Le vicende intorno a noi poi possono spostare la nostra attenzione e manipolare la nostra naturale propensione ad essere partecipi e aperti alle esperienze, alle conoscenze e alla naturale predisposizione a partecipare gli altri.
Dunque a questo punto…cosa insegna questa storia?
Che occorre essere presenti a se stessi, occorre avere consapevolezza del fatto che esiste la possibilità di essere manipolati, condizionati, deviati dalla nostra naturale spontanea tendenza.
Quella tendenza umana che si mette in aperta fiducia nella relazione con ciò che lo circonda.
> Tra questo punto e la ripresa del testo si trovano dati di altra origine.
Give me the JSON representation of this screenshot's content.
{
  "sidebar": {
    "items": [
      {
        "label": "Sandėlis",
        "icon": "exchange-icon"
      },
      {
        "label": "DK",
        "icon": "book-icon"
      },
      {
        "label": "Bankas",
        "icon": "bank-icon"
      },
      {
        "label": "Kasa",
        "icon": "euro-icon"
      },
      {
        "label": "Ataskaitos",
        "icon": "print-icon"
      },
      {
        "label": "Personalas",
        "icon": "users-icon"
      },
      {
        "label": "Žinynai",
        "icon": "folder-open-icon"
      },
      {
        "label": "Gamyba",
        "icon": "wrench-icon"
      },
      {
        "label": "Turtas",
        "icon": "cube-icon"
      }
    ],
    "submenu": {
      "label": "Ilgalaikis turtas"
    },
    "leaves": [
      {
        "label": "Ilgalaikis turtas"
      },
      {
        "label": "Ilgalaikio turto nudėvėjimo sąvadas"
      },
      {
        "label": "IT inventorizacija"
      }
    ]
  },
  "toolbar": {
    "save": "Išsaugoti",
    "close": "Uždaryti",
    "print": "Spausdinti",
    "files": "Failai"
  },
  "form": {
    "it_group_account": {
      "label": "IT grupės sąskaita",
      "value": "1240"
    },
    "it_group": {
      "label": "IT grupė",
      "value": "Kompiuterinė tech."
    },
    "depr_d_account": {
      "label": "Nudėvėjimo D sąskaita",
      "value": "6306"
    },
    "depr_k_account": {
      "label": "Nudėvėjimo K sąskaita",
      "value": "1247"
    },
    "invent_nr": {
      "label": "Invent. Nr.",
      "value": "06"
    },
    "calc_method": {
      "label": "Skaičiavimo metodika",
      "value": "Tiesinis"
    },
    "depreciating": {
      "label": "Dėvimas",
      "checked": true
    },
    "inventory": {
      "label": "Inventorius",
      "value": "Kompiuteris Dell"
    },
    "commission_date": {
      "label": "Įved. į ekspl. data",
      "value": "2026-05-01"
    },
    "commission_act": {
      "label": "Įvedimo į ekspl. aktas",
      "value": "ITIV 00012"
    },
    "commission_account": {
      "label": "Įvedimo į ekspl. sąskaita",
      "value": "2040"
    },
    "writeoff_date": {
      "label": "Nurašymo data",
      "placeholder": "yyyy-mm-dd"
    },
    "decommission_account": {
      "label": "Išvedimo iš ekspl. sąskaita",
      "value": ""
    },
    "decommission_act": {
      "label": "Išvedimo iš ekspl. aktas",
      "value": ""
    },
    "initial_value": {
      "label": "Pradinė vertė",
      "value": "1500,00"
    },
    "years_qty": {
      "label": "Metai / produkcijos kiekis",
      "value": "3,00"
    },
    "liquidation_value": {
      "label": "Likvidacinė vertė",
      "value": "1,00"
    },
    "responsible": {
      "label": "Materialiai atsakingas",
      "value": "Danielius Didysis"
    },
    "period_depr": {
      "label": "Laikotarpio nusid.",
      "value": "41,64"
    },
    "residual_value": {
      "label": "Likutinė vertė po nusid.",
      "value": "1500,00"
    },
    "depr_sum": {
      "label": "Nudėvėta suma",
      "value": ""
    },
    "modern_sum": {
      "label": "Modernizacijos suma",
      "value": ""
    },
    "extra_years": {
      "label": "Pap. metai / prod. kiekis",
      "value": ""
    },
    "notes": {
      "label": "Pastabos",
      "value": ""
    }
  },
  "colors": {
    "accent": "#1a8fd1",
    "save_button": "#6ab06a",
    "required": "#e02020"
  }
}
Dobbbiamo riconoscere. proteggere, rivendicare questa identità e distinguerla da ciò con cui possiamo essere manovrati e portati dove non vorremmo, dove non ci appartiene.
Perchè è una cosa che può succedere, è una cosa che oggi succede continuamente.
Io credo che sia un tema centrale in questi tempi confusi ed estremi!
Quello che ad oggi è importante è tenere in considerazione che abbiamo la nostra capacità critica come arma potentissima che ravviva la nostra identità originaria che ci può guidare tra gli elementi che ci distraggono e allontanano dalla nostra vera identità.
Nasciamo aperti alla vita, è nostro compito rivendicare questa condizione che appartiene in primis a noi stessi, al rapporto con noi stessi.
La sfida è darsi fiducia, acconsentire di entrare nel profondo di sè e lì stabilire la propria casa.
Ascoltare e trasformare tutto ciò che ci impedisce di stare presso noi stessi aperti alla vita.
E’ in quello spazio interiore che abbiamo possibilità di sapere davvero cosa è giusto e cosa no, è lì che abbiamo le nostre fondamenta e nessuno mai ce ne potrà separare se noi non diamo il permesso.
E’ lì che siamo connessi con Ciò Che E’ Più Grande
e abbiamo il posto che ci compete nel mondo.
P.S. Watson venne poi radiato per la relazione extarconiugale con la sua assistente da cui ebbe due figli educati secondo la teoria comportamentista. Ambedue i figli tentarono il suicido e il maggiore ci riuscì. Watson padre invece riciclatosi nel mondo pubblicitario fu poi acclamato e gli furono anche restituiti i titoli accademici.
Del piccolo Albert non si hanno notizie certe sul suo destino.